His claim also involved an assumption that the bank would have agreed to make the loan for financing the development properties, even though it had only agreed to consider the provision of finance in principle and subject to normal bank criteria being met.
Consequently, in order to establish causation, he had to establish that the bank was prepared to do things in relation to which it had no contractual obligation.
This necessitated consideration of the principle that 'where the defendant has the option of performing a contract in alternative ways, damages for breach by him must be assessed on the assumption that he will perform it in the way most beneficial to himself and not in that most beneficial to the plaintiff' (see McGregor on Damages, paragraph 386).
Lord Justice Waller stated that the principal was concerned with assessing damages and 'the benefit which the principal has in mind is a benefit which a defendant is entitled to look to for that purpose, without regard to whether if the contract was actually being performed that is the way it would have been operated'.
In these circumstances, the bank was entitled to say that damages ought to be assessed on the basis that it was not obliged to provide finance for the development properties and that it was not obliged to increase Mr Mulvenna's overdraft level in excess of 80,000.
The bankers were entitled to 'have damages assessed on the basis of the contract they made as opposed to the contract that M suggests that he had a chance of persuading them to make'.
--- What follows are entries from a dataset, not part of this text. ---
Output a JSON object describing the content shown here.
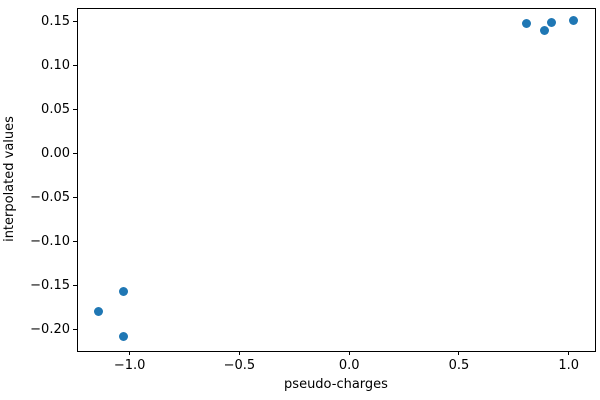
{
  "chart_data": {
    "type": "scatter",
    "title": "",
    "xlabel": "pseudo-charges",
    "ylabel": "interpolated values",
    "xlim": [
      -1.24,
      1.12
    ],
    "ylim": [
      -0.225,
      0.165
    ],
    "xticks": [
      -1.0,
      -0.5,
      0.0,
      0.5,
      1.0
    ],
    "xtick_labels": [
      "−1.0",
      "−0.5",
      "0.0",
      "0.5",
      "1.0"
    ],
    "yticks": [
      0.15,
      0.1,
      0.05,
      0.0,
      -0.05,
      -0.1,
      -0.15,
      -0.2
    ],
    "ytick_labels": [
      "0.15",
      "0.10",
      "0.05",
      "0.00",
      "−0.05",
      "−0.10",
      "−0.15",
      "−0.20"
    ],
    "grid": false,
    "legend": null,
    "marker_color": "#1f77b4",
    "marker_diameter_px": 9,
    "points": [
      {
        "x": -1.14,
        "y": -0.18
      },
      {
        "x": -1.03,
        "y": -0.157
      },
      {
        "x": -1.03,
        "y": -0.209
      },
      {
        "x": 0.81,
        "y": 0.147
      },
      {
        "x": 0.89,
        "y": 0.139
      },
      {
        "x": 0.92,
        "y": 0.149
      },
      {
        "x": 1.02,
        "y": 0.151
      }
    ]
  }
}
The Court of Appeal also dealt with the question of the remoteness of Mr Mulvenna's claim.
Normally a failure to pay money gives rise to no damages other than a possible obligation to pay interest for late payment.
However, a defendant may also be liable for damages resulting from special circumstances when those special circumstances are drawn to his attention and he accepts the risk of being liable for such consequences should they occur.
In this case the Court of Appeal found it totally unarguable that the bank should contemplate that a simple failure to comply with the refund agreement would make it responsible for the risk of the losses claimed in relation to the development properties.
From a procedural perspective, this case reinforces the position that on the whole, it is normally inappropriate to swamp a court with documentation in order to seek to persuade it that a case is unarguable on its facts.
The evidence of the respondent to a summary judgment application should not as a matter of general principle be rejected, unless it can clearly and easily be shown that it is not reasonably capable of belief.
As stated by Lord Justice Waller, this is a very high threshold to establish and will rarely be reached if it is necessary to conduct a minute examination of correspondence and minutes.
The Court of Appeal dismissed the appeal on the issues of causation and remoteness.
On the question of causation, the court explained that irrespective of whether the contract may have been performed in an alternative manner, a defendant is entitled, on the question of the assessment of damages, to have loss assessed on the basis of the legitimate performance that would have been most beneficial to himself.
As to remoteness, the decision of the court serves to re-emphasise that it is an oversimplification of the law merely to assume that if loss relating to special circumstances was within the contemplation of the parties, then it is recoverable.
In order to recover in these circumstances, it is additionally necessary to establish that the defendant has accepted the risk of being liable for such loss.